Cuando la soledad es agradable.
Abrir una botella se ha vuelto un ritual: Tenemos la oportunidad de disfrutar de todo lo que nos gusta dentro de una copa de vino.
Desde el momento en el que la servimos sabemos que nos va a encantar: Conocemos la uva (merlot, garnacha, cabernet sauvignon, shiraz, chardonnay, riesling), nos gusta la temperatura a la que está (como no tenemos muchas veces un enfriador especial, decidimos ponerla en el refrigerador al menos una hora antes).
Preparamos todo. Parece incluso un ritual. Bajamos las copas, peleamos un poco con el corcho (que entre el destapador, que de vuelta, que no se atore, ahora si: ¡sube, corcho, sube!) servimos un poco de vino y otro más, lo probamos y verificamos que es bueno, que esta rico, que la temperatura es la ideal.
En un plato ponemos unas alcaparras, unas aceitunas (negras, verdes, a veces ambas) si tenemos ganas de algo salado. Si queremos algo más fresco agarramos fruta, algo más dulce: puede ser amargo y un buen trozo de chocolate acompaña bien. Panes, mermeladas, quesos ayudan a un plato que de estar vacío ya no se puede mover.
Agarramos otro plato: aquí un dip, un pan arriba y las carnes frías en otro más. ¿Pan árabe y jococque? Pues nos sabe bien y lo completamos con algo de jamón serrano.

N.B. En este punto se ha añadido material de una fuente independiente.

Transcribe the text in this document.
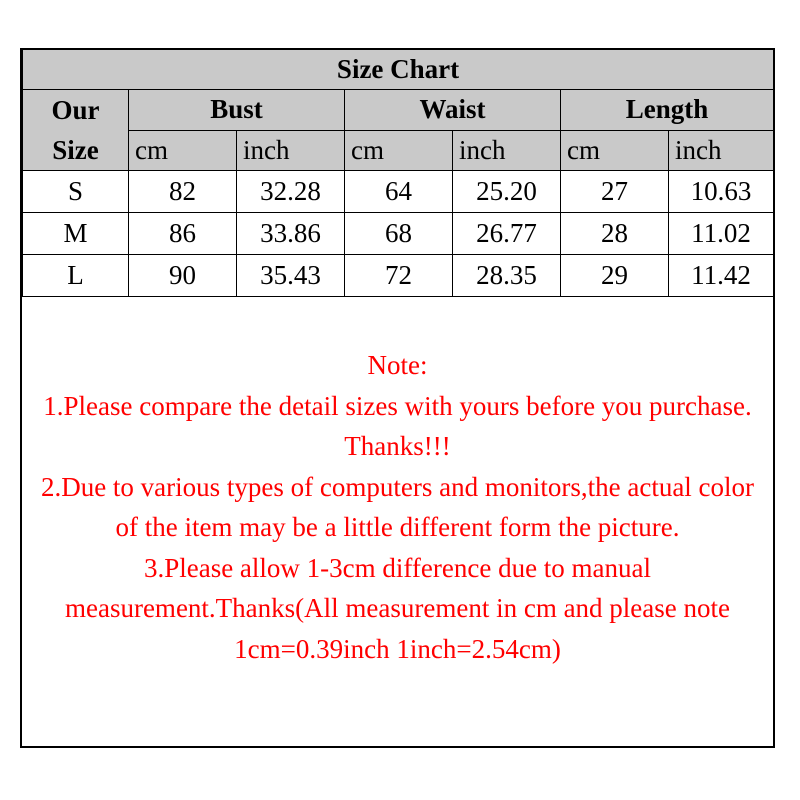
Size Chart						

Our
Size	Bust		Waist		Length	
	cm	inch	cm	inch	cm	inch
S	82	32.28	64	25.20	27	10.63
M	86	33.86	68	26.77	28	11.02
L	90	35.43	72	28.35	29	11.42

Note:

1.Please compare the detail sizes with yours before you purchase. Thanks!!!

2.Due to various types of computers and monitors,the actual color of the item may be a little different form the picture.

3.Please allow 1-3cm difference due to manual measurement.Thanks(All measurement in cm and please note 1cm=0.39inch 1inch=2.54cm)
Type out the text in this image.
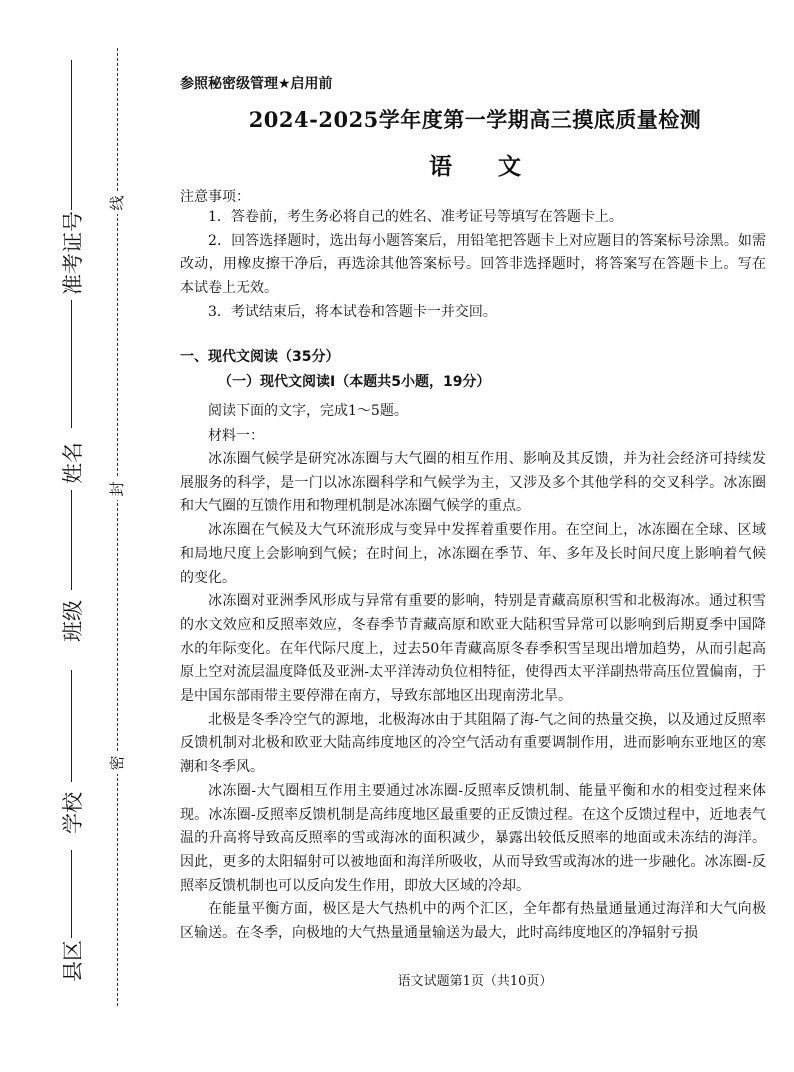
准考证号
姓名
班级
学校
县区
线
封
密
参照秘密级管理★启用前
2024-2025学年度第一学期高三摸底质量检测
语文
注意事项：

1．答卷前，考生务必将自己的姓名、准考证号等填写在答题卡上。

2．回答选择题时，选出每小题答案后，用铅笔把答题卡上对应题目的答案标号涂黑。如需改动，用橡皮擦干净后，再选涂其他答案标号。回答非选择题时，将答案写在答题卡上。写在本试卷上无效。

3．考试结束后，将本试卷和答题卡一并交回。

一、现代文阅读（35分）
（一）现代文阅读Ⅰ（本题共5小题，19分）
阅读下面的文字，完成1～5题。
材料一：

冰冻圈气候学是研究冰冻圈与大气圈的相互作用、影响及其反馈，并为社会经济可持续发展服务的科学，是一门以冰冻圈科学和气候学为主，又涉及多个其他学科的交叉科学。冰冻圈和大气圈的互馈作用和物理机制是冰冻圈气候学的重点。

冰冻圈在气候及大气环流形成与变异中发挥着重要作用。在空间上，冰冻圈在全球、区域和局地尺度上会影响到气候；在时间上，冰冻圈在季节、年、多年及长时间尺度上影响着气候的变化。

冰冻圈对亚洲季风形成与异常有重要的影响，特别是青藏高原积雪和北极海冰。通过积雪的水文效应和反照率效应，冬春季节青藏高原和欧亚大陆积雪异常可以影响到后期夏季中国降水的年际变化。在年代际尺度上，过去50年青藏高原冬春季积雪呈现出增加趋势，从而引起高原上空对流层温度降低及亚洲-太平洋涛动负位相特征，使得西太平洋副热带高压位置偏南，于是中国东部雨带主要停滞在南方，导致东部地区出现南涝北旱。

北极是冬季冷空气的源地，北极海冰由于其阻隔了海-气之间的热量交换，以及通过反照率反馈机制对北极和欧亚大陆高纬度地区的冷空气活动有重要调制作用，进而影响东亚地区的寒潮和冬季风。

冰冻圈-大气圈相互作用主要通过冰冻圈-反照率反馈机制、能量平衡和水的相变过程来体现。冰冻圈-反照率反馈机制是高纬度地区最重要的正反馈过程。在这个反馈过程中，近地表气温的升高将导致高反照率的雪或海冰的面积减少，暴露出较低反照率的地面或未冻结的海洋。因此，更多的太阳辐射可以被地面和海洋所吸收，从而导致雪或海冰的进一步融化。冰冻圈-反照率反馈机制也可以反向发生作用，即放大区域的冷却。

在能量平衡方面，极区是大气热机中的两个汇区，全年都有热量通量通过海洋和大气向极区输送。在冬季，向极地的大气热量通量输送为最大，此时高纬度地区的净辐射亏损

语文试题第1页（共10页）
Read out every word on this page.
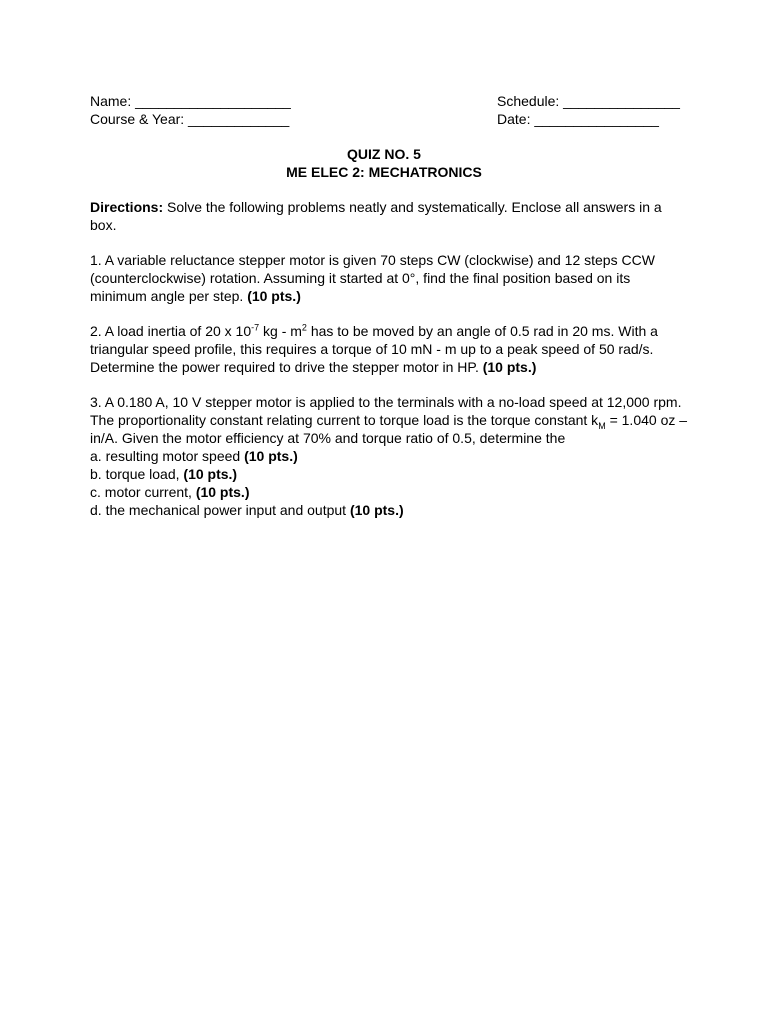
Name: ____________________
Course & Year: _____________
Schedule: _______________
Date: ________________
QUIZ NO. 5
ME ELEC 2: MECHATRONICS
Directions: Solve the following problems neatly and systematically. Enclose all answers in a
box.
1. A variable reluctance stepper motor is given 70 steps CW (clockwise) and 12 steps CCW
(counterclockwise) rotation. Assuming it started at 0°, find the final position based on its
minimum angle per step. (10 pts.)
2. A load inertia of 20 x $10^{-7}$ kg - $m^2$ has to be moved by an angle of 0.5 rad in 20 ms. With a
triangular speed profile, this requires a torque of 10 mN - m up to a peak speed of 50 rad/s.
Determine the power required to drive the stepper motor in HP. (10 pts.)
3. A 0.180 A, 10 V stepper motor is applied to the terminals with a no-load speed at 12,000 rpm.
The proportionality constant relating current to torque load is the torque constant $k_M = 1.040$ oz –
in/A. Given the motor efficiency at 70% and torque ratio of 0.5, determine the
a. resulting motor speed (10 pts.)
b. torque load, (10 pts.)
c. motor current, (10 pts.)
d. the mechanical power input and output (10 pts.)
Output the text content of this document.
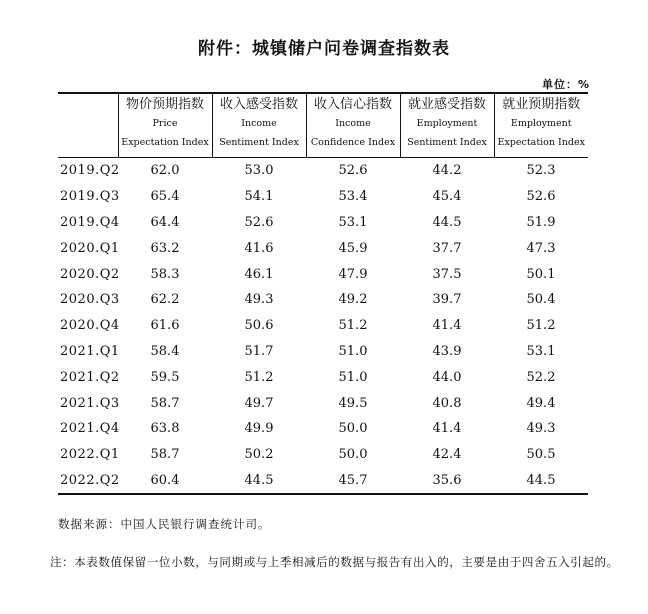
附件：城镇储户问卷调查指数表
单位：%

	物价预期指数
Price
Expectation Index	收入感受指数
Income
Sentiment Index	收入信心指数
Income
Confidence Index	就业感受指数
Employment
Sentiment Index	就业预期指数
Employment
Expectation Index

2019.Q2	62.0	53.0	52.6	44.2	52.3
2019.Q3	65.4	54.1	53.4	45.4	52.6
2019.Q4	64.4	52.6	53.1	44.5	51.9
2020.Q1	63.2	41.6	45.9	37.7	47.3
2020.Q2	58.3	46.1	47.9	37.5	50.1
2020.Q3	62.2	49.3	49.2	39.7	50.4
2020.Q4	61.6	50.6	51.2	41.4	51.2
2021.Q1	58.4	51.7	51.0	43.9	53.1
2021.Q2	59.5	51.2	51.0	44.0	52.2
2021.Q3	58.7	49.7	49.5	40.8	49.4
2021.Q4	63.8	49.9	50.0	41.4	49.3
2022.Q1	58.7	50.2	50.0	42.4	50.5
2022.Q2	60.4	44.5	45.7	35.6	44.5
数据来源：中国人民银行调查统计司。
注：本表数值保留一位小数，与同期或与上季相减后的数据与报告有出入的，主要是由于四舍五入引起的。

O mejor aún, comer de pie en la cocina, sin pensar en nada: ni siquiera queremos limpiar, no hay que recoger. Sólo disfrutamos.
Nos acercamos a un estéreo, a unas bocinas, al celular. No importa donde, pero el punto es tener música: desde algo muy electrónico, salsa, reggae, jazz, al blues; que sea en español, inglés, tal vez francés. Lo que importa es que nos guste como suena, como movemos la cabeza, las manos, los pies. Como el vino le hace compás.
Y así, pasamos toda la tarde, vemos como las luces de la ciudad se prenden, algunas se apagan. La música nos está guiando a disfrutar de cada sorbo de esta copa de vino y queremos tener un poco más.